HOPLAND -- Santa Rosa-based Vintage Wine Estates, which has been purchasing a number of wineries in recent years, purchased a large-scale custom winemaking facility near Hopland in Mendocino County from Lodi-based Weibel Vineyards and Winery, the companies announced.
The deal includes the 40,000-square-foot winery at 13300 Buckman Dr. and an a 24-acre estate vineyard in the McDowell Valley American Viticultural Area. Also on the property are a guest house and a facility annually capable of crushing 4,000 to 5,000 tons of grapes and bottling roughly 350,000 cases of wine. Financial terms weren't disclosed.
Vintage Wine Estates had been looking for a larger main winery facility for a while to replace Grove Street Winery in Healdsburg, even considering the former Buena Vista winery on Ramal Road in Los Carneros appellation, according to managing partner Pat Roney. The company will look for another producer to take its place at Grove Street.
"Zoning for ag and wineries in Mendocino doesn't have use permits," he said. "We have an opportunity to do tremendous expansion."
The Healdsburg winery also has an unlimited production permit, but the company doesn't own the building and is constrained on adding to it, he said.
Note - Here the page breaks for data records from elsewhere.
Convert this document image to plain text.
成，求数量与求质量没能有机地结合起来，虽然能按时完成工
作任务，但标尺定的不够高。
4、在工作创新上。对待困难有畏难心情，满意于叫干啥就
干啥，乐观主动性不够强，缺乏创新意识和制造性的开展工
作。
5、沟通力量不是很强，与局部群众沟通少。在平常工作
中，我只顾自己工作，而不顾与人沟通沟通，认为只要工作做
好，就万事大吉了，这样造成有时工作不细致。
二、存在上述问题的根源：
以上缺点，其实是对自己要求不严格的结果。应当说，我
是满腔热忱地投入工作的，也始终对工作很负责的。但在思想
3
Even though the new main winery will be farther north from the company's administrative offices in north Santa Rosa, it still will be faster to get there than to the Girard and Cosentino wineries in Napa Valley -- 35 minutes vs. one hour, Mr. Roney said.
Production of Girard and Cosentino will remain where they are now, Mr. Roney said.
Plans for the Hopland winery include adding wine storage and installing a state-of-the-art bottling line. It will be renamed Ray's Station after one of four brands it acquired from Jackson Family Wines in September. The other three -- Acre, Geode and Horse's Play -- are being used for private or control labels. Jackson sold the Camelot, Pepi and Tin Roof brands to O'Neill Vintners & Distillers at the same time.
Grape sourcing for the Ray's Station brand will be shifted from Sonoma County to Mendocino County, according to Mr. Roney.
"With production business up 20 percent over the last few years, we decided that we needed to focus on our primary Weibel Family brand and our private label customers rather than the custom crush business," said Fred Weibel Jr., president. "It is a move more in line with our core strengths and historical business model."
Weibel first acquired the facility in 2006 in a sale-lease transaction with Ste. Michelle Wine Estates through Vintage Wine Trust, which liquidated two years later. The winery was known as McDowell Family Vineyards before Associated Vintage Group acquired it and Ste. Michelle picked it up in a bankruptcy sale in 2000.